Mahlangu mum after challenge from Baqwa
Hopewell Radebe and African Eye News Service
Mpumalanga premier Ndaweni Mahlangu on Wednesday refused to comment on recommendations by Public Protector Selby Baqwa that he be censured for stating that it was acceptable for politicians to lie.
Baqwa ruled that Mahlangu had breached standards of conduct prescribed by the constitution.
Baqwa's investigation into Mahlangu was prompted by the premier's comments, at his first press conference on June 22, in defence of his decision to appoint Jacques Modipane as MEC for finance.
The Heath Special Investigating Unit was still investigating whether Modipane had signed three illegal promissory notes worth R340-million last year.
Mahlangu said it would be unfair to punish Modipane as he had been acting in the interests of the provincial government.
Politicians the world over, including US president Bill Clinton, regularly lied, he added.

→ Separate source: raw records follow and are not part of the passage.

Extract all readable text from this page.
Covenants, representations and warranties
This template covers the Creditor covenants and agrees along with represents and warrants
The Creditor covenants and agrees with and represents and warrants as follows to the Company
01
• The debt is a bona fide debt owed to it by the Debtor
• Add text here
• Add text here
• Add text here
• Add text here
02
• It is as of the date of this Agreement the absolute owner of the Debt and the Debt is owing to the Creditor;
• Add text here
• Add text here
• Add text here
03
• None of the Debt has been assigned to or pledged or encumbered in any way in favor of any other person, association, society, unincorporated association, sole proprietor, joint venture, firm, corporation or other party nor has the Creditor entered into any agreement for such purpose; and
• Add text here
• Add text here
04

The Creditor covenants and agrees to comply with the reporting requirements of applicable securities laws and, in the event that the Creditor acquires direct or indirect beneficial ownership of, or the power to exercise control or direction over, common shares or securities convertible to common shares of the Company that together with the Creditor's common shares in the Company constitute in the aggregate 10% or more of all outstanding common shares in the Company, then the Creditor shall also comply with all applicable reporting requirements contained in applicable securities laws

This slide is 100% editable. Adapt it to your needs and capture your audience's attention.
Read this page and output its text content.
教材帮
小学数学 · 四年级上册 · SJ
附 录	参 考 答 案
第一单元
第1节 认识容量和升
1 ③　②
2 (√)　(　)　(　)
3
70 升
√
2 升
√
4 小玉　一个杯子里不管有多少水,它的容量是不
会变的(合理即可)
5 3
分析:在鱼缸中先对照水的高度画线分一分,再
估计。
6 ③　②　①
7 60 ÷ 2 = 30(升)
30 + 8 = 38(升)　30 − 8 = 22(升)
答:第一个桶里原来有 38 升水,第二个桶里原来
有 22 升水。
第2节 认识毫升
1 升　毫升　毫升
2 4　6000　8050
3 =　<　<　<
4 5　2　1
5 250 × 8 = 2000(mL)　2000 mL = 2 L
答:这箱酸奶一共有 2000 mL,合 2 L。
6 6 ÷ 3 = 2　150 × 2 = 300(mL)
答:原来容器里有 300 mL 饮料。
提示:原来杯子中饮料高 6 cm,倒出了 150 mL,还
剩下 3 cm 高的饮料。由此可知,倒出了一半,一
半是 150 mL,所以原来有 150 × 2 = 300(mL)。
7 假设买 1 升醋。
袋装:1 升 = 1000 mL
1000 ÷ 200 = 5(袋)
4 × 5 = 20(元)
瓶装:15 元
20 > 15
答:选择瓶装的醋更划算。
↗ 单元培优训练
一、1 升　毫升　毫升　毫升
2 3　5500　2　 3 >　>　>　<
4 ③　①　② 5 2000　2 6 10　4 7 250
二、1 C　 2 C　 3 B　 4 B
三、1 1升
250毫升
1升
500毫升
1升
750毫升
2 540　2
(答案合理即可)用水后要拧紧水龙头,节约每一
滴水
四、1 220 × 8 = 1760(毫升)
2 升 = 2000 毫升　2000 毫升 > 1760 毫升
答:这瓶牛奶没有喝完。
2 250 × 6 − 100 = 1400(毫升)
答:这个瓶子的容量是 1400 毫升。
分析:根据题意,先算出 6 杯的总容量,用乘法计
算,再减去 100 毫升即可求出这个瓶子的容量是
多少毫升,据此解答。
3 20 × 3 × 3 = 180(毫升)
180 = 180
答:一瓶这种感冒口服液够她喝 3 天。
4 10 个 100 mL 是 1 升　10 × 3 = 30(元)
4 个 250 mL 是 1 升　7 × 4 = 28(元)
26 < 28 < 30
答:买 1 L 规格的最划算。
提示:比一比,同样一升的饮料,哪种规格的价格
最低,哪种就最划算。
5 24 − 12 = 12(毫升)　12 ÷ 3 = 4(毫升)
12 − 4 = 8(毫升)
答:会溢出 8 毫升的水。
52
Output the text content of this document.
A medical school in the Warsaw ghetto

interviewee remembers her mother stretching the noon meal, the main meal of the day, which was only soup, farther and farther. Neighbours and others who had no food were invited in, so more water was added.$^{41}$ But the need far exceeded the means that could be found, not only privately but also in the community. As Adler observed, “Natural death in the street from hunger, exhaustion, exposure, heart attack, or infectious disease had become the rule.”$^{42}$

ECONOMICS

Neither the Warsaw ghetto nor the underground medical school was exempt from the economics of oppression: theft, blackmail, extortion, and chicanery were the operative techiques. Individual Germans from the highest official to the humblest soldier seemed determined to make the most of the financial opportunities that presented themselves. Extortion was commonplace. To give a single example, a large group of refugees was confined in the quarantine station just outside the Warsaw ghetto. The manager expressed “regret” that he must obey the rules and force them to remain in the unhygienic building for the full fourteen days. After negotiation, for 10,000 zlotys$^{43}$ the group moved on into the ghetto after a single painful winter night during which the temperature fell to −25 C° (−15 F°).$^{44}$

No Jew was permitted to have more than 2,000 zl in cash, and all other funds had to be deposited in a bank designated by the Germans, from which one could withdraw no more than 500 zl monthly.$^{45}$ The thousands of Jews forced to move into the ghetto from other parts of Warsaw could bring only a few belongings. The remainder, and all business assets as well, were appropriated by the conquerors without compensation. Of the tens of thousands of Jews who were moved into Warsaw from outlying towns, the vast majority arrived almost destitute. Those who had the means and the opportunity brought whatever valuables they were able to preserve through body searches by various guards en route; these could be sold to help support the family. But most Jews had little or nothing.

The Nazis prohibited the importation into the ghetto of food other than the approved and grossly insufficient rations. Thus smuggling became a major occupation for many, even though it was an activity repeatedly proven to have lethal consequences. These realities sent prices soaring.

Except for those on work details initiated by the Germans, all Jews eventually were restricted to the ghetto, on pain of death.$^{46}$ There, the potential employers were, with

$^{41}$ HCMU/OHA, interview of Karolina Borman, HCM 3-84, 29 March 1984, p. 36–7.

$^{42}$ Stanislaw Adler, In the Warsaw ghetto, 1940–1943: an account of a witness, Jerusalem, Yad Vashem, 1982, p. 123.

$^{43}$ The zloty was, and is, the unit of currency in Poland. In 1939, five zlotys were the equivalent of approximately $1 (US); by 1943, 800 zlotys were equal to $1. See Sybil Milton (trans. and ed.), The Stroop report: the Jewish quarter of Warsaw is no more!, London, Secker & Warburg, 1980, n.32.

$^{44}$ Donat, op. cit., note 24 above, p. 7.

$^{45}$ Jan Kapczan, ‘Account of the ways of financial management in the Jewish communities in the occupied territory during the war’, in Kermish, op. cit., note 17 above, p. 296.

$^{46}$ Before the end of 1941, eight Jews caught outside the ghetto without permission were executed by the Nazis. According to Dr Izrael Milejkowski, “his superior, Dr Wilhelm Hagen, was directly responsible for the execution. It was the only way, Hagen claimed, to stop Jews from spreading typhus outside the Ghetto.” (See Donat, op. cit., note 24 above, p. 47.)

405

The circumstances of denial were important.
Baqwa said on Wednesday the premier's remarks were improper and a violation of section 136(2) of the constitution, and the Mpumalanga legislature should strongly sanction Mahlangu.
The constitution orders premiers and MECs, among others, not to "act in any way that is inconsistent with their office or expose themselves to any situation involving the risk of a conflict between their official responsibilities and private interests".
"The (premier's) statement is unbecoming of a member of an executive council. I find it to be inconsistent with the office of a premier in that it compromises the credibility or integrity of his office and of Government," Baqwa said.
He exonerated media reports, saying SABC recordings were not edited in such a way as to distort Mahlangu's statements.
"I am also of the opinion that no context in which such a public statement could have been made by a person in the position of the premier can either explain or justify what has been said.
"Mahlangu was given the opportunity to comment on or contextualise the statements he made to the media, but failed to do so in a manner which would persuade the public protector to accord a different meaning to the words quoted," Baqwa said.